Encontramos aí coincidências memoráveis. Vejam que os descontos do INSS atingiram 60% dos aposentados, por justaposição foram 19 cidades do Nordeste as mais atingidas; a maioria vive em áreas rurais, segundo a CGU…
Por coincidência o ministro Carlos Lupi, que havia sido demitido no Governo Dilma por denúncias de irregularidades em convênio, teve conhecimento do assalto ao bolso dos velhinhos em 2023 e somente dois anos depois diz que a demora se deveu à “burocracia” …
Também por coincidência um dos envolvidos no roubo é o irmão de Lula, Frei Chico, cujo sindicato teve um aumento de 564% em repasses do INSS nos últimos 5 anos; e ocupa duas situações: o apelido de “Frei” é porque embolsava um “terço” da arrecadação sindical; e recebeu uma ajudinha com a dispensa da biometria e agora foi poupado na lista dos acusados….
Das coincidências advocatícias, temos a imoral – para não dizer criminosa, a contratação por uma das entidades investigadas pela PF do advogado Enrique Lewandowski, filho do ministro Ricardo Lewandowski!
Há muitas outras situações e compatibilização de ocorrer ao mesmo tempo.

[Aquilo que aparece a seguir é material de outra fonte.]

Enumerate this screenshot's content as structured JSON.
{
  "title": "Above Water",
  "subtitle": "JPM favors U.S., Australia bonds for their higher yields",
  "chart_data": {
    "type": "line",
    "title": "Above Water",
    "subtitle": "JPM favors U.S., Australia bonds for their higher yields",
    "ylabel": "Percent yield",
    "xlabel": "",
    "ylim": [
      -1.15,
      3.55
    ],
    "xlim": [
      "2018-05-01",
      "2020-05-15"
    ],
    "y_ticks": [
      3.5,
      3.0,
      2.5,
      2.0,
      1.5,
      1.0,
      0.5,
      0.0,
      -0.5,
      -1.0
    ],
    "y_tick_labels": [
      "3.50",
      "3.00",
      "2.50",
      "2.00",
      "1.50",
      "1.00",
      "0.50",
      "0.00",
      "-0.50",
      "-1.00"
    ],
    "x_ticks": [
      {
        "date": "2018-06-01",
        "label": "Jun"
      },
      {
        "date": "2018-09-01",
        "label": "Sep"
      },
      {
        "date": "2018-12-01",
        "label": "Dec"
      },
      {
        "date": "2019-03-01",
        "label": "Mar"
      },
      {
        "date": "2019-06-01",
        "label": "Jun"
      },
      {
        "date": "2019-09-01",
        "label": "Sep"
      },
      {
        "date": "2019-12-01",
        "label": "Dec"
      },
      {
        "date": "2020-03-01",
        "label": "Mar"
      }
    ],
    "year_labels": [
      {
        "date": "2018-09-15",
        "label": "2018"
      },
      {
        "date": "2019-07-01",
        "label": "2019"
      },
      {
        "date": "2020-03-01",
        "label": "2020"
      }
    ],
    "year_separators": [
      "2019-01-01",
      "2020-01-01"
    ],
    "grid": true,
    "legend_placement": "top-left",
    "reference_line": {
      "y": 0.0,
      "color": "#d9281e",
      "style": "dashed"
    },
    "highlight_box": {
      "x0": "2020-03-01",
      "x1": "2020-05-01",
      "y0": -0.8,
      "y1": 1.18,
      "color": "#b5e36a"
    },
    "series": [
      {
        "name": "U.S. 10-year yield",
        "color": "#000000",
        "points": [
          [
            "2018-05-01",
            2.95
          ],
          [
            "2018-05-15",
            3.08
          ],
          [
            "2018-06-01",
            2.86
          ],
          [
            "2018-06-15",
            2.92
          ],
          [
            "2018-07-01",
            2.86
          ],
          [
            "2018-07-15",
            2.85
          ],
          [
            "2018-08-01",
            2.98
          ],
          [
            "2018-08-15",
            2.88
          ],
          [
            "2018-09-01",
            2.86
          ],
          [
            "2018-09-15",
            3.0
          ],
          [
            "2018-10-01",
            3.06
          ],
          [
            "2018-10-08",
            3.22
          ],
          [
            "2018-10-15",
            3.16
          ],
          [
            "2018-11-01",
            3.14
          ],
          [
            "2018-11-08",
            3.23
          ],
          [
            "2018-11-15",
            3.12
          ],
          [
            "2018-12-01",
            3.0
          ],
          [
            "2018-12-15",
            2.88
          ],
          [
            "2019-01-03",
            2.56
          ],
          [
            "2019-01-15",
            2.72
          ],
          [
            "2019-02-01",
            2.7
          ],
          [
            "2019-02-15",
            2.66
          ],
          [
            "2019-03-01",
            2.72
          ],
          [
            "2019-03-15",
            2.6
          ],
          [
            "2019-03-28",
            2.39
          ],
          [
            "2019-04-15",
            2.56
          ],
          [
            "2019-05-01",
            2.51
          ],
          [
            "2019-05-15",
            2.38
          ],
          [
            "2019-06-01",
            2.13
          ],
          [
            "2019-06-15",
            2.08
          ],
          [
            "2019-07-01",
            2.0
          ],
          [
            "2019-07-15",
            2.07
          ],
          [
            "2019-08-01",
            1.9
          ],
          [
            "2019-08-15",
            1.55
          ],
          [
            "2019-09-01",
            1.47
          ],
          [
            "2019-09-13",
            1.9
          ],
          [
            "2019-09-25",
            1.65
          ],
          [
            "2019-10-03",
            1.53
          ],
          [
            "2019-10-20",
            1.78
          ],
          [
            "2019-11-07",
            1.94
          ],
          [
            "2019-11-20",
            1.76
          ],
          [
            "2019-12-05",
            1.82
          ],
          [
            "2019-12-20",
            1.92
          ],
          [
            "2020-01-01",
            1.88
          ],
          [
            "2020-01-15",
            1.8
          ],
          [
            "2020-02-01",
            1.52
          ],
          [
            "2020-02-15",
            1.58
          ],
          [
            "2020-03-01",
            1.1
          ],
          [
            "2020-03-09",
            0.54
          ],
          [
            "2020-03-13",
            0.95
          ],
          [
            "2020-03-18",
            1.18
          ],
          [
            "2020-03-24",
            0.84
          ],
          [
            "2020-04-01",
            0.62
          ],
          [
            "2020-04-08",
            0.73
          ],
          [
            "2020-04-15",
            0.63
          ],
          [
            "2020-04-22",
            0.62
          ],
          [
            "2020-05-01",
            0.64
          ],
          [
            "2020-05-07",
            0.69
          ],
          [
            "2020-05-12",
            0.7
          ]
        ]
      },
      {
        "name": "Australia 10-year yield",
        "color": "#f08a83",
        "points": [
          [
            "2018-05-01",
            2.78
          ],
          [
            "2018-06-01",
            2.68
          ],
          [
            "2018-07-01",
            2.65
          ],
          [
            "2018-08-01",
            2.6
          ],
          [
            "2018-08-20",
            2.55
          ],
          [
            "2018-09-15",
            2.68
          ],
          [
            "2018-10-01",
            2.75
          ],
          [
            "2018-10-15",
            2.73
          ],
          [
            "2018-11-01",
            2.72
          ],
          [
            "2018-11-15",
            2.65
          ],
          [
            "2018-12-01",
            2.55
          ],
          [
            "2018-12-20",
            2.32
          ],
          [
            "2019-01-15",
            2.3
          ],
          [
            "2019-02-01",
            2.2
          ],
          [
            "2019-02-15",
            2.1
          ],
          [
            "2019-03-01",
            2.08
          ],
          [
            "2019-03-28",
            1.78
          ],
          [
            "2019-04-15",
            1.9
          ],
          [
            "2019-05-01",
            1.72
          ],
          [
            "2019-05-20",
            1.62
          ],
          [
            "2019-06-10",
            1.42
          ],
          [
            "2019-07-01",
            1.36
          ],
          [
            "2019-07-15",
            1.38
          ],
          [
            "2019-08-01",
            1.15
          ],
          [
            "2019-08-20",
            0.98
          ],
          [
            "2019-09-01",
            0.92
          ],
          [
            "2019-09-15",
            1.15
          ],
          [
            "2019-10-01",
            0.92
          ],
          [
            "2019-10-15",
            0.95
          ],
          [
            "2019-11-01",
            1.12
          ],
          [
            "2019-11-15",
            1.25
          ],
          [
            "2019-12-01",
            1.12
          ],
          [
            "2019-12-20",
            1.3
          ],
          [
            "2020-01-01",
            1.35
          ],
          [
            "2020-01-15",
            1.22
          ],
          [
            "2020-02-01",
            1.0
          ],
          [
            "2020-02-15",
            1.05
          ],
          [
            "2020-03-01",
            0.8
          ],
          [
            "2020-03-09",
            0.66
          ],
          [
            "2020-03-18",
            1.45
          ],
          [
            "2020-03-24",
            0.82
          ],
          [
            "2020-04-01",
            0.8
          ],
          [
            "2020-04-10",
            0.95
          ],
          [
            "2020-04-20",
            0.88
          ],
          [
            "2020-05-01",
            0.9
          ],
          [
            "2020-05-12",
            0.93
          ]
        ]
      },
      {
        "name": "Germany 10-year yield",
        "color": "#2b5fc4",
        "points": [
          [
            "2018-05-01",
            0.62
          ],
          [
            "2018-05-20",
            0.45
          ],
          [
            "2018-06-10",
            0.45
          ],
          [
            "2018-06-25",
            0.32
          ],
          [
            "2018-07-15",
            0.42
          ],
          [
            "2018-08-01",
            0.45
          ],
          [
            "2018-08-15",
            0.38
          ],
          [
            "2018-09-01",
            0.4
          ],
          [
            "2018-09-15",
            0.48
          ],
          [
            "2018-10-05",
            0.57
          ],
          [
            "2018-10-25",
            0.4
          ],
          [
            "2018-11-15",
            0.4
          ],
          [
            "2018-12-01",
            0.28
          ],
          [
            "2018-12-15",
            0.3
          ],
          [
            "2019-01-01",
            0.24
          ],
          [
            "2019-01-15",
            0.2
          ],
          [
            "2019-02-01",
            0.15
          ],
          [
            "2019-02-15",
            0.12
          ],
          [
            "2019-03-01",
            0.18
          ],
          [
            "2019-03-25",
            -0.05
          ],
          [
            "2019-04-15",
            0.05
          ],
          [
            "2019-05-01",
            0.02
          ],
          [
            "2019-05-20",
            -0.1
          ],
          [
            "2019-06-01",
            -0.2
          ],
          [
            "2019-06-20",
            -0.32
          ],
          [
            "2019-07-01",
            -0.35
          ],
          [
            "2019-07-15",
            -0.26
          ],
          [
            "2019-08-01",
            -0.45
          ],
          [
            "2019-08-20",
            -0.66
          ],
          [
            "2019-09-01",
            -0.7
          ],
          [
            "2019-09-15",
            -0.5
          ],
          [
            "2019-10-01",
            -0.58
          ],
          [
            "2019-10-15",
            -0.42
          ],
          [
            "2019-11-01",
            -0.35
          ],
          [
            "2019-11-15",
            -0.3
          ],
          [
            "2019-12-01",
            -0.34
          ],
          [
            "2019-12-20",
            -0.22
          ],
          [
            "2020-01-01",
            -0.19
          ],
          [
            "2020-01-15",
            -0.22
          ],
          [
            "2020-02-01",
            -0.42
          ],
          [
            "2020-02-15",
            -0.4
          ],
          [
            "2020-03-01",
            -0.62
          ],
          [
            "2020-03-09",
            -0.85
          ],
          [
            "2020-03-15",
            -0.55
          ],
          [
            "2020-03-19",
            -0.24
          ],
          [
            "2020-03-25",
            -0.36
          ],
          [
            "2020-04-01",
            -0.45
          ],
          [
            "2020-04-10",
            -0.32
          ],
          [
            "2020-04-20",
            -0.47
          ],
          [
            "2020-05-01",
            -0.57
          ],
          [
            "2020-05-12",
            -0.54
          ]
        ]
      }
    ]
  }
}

A mais interessante é ver-se Lula não demitir Lupi, réu confesso; comenta-se que com isto se repete o caso do asilo dado à ex-primeira-dama do Peru Nadine Heredia condenada por lavagem de dinheiro em um caso envolvendo a construtora Odebrecht. Tanto Nadine como Lupi são arquivos vivos sabendo demais sobre o Pelegão descondenado.
Finalmente uma coincidência que serve de prova para condenar o Governo Lulopetista; vê-se o líder do governo na Câmara Federal, Lindenberg Farias e a ministra petista Gleise Hoffman postar-se com afinco contra uma CPI para investigar o crime na Previdência. É uma suspeição explícita da participação do Chefe no esquema.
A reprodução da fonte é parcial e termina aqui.